Monday, April 4, 2011

Britishness, Christianity and cultural cohesion

The United Kingdom is in something of a mess: British culture cannot be cohesive when there is diversity of language, laws, traditions, customs and religion. Of course, culture can accommodate diversity, but ultimately the system of governance and jurisprudence in a liberal democracy must be expressions of pre-existing unity. As far as England is concerned, foreign encroachments have been fiercely resisted since the Reformation. Religious toleration thereafter was extended to the non-conformists, and the gradual accommodation of Roman Catholics developed of necessity to the extent that they agreed to abide by the laws of the state. And they did. A logical corollary of this is that immigrants to the UK ought now to adapt their cultural traditions and religious expression to accommodate ‘English toleration’ or conform to those aspects of ‘Britishness’ which make society cohesive.

A Briton has the right to oppose or support British policy in Iraq or Libya and may campaign to that effect, write, agitate and stand for election towards the chosen end. It is also elementary that he does not have the right to stone adulterers to death, bomb the underground or attempt to blow up aeroplanes. But religious practices which conflict with traditional British liberties are forcing politicians to address what it means to be British and to question the discriminatory anachronism of maintaining the Established Church with a Protestant Head of State in an increasingly plural and multi-faith society. While few would defend such abhorrent practices as forced marriages, ‘honour killings’, female genital mutilation or child abuse, there is emerging an increasing tension between the assertion of individuality over the common good, and ‘human rights’ over community cohesion. Since there are no agreed criteria by which conflicting religious claims can be settled, religion is increasingly relegated to the private sphere: morality thereby becomes largely a matter of taste or opinion, and moral error ceases to exist.

The modern era is obsessed with three themes – autonomy, equality and rights. These are the values that allow each to be whatever he or she chooses. Left unfettered, the assertion of these leads to anarchy, so a values system has to be imposed for society to function at all. As society expands to encompass ever larger numbers of religious, ethnic and linguistic groups, rigid social structures are stretched to breaking point. The church requires either cultural homogeneity or an élite sufficiently powerful to enforce conformity. But this negates the limited degree of Christian religious pluralism which the passing of the 1689 Act of Toleration specifically permitted.
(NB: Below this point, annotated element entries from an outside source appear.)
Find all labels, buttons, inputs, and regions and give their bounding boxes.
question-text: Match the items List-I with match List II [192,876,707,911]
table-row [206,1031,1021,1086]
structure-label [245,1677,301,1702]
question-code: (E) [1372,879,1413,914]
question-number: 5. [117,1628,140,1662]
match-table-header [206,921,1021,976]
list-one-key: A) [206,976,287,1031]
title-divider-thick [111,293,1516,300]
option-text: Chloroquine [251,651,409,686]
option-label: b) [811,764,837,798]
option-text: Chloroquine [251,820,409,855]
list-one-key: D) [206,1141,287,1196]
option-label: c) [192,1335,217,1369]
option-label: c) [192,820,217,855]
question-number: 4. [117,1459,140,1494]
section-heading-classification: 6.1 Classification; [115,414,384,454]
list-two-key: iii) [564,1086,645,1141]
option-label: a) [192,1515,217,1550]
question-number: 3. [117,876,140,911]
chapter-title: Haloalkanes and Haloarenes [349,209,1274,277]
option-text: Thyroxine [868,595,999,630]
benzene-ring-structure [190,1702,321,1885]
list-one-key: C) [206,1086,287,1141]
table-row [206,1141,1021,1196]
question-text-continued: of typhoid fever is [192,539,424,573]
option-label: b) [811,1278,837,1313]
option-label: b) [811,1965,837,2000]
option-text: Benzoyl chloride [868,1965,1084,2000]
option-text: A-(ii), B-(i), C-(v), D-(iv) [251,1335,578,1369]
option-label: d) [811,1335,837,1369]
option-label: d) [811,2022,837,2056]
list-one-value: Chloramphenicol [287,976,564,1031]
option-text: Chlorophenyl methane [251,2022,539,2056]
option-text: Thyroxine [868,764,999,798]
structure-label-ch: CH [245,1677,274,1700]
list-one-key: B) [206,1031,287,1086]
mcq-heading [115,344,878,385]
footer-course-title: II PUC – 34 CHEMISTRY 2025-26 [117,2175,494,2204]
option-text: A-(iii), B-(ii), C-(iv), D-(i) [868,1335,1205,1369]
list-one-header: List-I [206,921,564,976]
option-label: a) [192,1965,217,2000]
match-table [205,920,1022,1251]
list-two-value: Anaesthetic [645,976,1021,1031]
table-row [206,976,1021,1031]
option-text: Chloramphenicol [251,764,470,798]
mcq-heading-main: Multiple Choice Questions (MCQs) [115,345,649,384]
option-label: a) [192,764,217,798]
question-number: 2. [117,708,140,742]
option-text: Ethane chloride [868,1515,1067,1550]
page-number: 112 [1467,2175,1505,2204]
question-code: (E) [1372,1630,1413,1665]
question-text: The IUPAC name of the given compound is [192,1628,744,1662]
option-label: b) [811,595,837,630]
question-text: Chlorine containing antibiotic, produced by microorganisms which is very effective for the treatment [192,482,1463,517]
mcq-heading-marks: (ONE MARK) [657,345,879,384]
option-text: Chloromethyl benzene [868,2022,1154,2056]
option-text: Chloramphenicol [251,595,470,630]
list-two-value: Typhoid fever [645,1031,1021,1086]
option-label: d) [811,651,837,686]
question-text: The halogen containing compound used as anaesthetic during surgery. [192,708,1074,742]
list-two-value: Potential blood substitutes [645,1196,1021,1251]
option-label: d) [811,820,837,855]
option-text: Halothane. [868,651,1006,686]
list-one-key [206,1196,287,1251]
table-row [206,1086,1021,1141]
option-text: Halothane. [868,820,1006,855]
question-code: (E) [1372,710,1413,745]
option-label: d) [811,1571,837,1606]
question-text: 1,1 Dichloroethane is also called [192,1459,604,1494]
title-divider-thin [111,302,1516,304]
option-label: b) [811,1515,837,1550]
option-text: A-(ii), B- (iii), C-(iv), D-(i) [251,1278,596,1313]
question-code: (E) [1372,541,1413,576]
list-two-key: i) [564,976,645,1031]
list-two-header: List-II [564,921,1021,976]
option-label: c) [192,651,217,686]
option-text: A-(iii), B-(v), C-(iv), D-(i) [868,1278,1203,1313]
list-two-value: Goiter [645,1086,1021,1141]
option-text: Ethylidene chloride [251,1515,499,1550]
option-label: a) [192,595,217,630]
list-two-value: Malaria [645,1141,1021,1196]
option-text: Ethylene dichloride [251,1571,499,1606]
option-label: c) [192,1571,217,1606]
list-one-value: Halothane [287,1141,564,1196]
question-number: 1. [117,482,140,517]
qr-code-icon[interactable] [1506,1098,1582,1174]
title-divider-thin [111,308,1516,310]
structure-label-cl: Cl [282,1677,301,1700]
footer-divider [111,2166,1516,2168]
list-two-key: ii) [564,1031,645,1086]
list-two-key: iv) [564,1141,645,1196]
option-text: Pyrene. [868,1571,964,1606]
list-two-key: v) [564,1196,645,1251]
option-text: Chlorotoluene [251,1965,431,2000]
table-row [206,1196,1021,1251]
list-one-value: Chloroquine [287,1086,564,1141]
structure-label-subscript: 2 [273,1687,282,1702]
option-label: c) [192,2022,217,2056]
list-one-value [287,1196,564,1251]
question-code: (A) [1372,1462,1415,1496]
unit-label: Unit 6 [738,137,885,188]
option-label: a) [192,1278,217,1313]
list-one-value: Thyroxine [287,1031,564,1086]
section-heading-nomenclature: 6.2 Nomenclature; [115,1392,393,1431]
Dissenting traditions have gained in number and influence and have weakened the grip of state religion. The costs of coercing religious conformity are no longer politically acceptable: the state is not willing to accept the price in social conflict and so adopts a position of ‘neutrality’ on the competing claims of various religious bodies and moral values.

The ultimate source of the state’s values system is the subject of much debate. In order to constrain religious expression in the public sphere, the Republic of France has legislated to prohibit the display of all religious symbols and articles of clothing from its public buildings. More recently, President Sarkozy stated that burqas are to be banned, which comes into effect next week. He asserts that the garment 'demeans and debases women’.

In the UK, customs to do with dress, food laws or daily prayers have long been considered inoffensive as long as there is no compulsion or imposition. But the advent of shari’a courts, while considered ‘unavoidable’ by the Archbishop of Canterbury, are, according to former Bishop of Rochester Dr Michael Nazir-Ali, perceptibly inconsistent with what have become inalienable values such as equality between men and women in the sight of the law, inheritance rights, the education and employment of women, and the freedom of young people to chose themselves whom they will marry. There have been rabbinical courts (Beth Din) in the UK for three centuries, and the Protestant state has similarly granted to Roman Catholics the right to take account of their own religious sensitivities. But these judicial provisions have always been subject to Statute Law, and appeal has always been possible from their judgements. This settlement is now being challenged by shari’a courts, some proponents of which insist that their dispensations are superior to parliamentary statute.

There is no doubt that some religious practices may coerce some, especially women through such conventions as child marriage or inequitable divorce settlements. But mindful of minority ethnic voting communities, politicians are treading carefully along the via media between religious liberty and cultural prohibition. On this model of Britishness, there is no demand for assimilation. But it does require integration: cultural relativism cannot be justified when the outcome is a moral injustice. And if the Established Church is not the ubiquitous and cohesive antidote to that, God knows what is.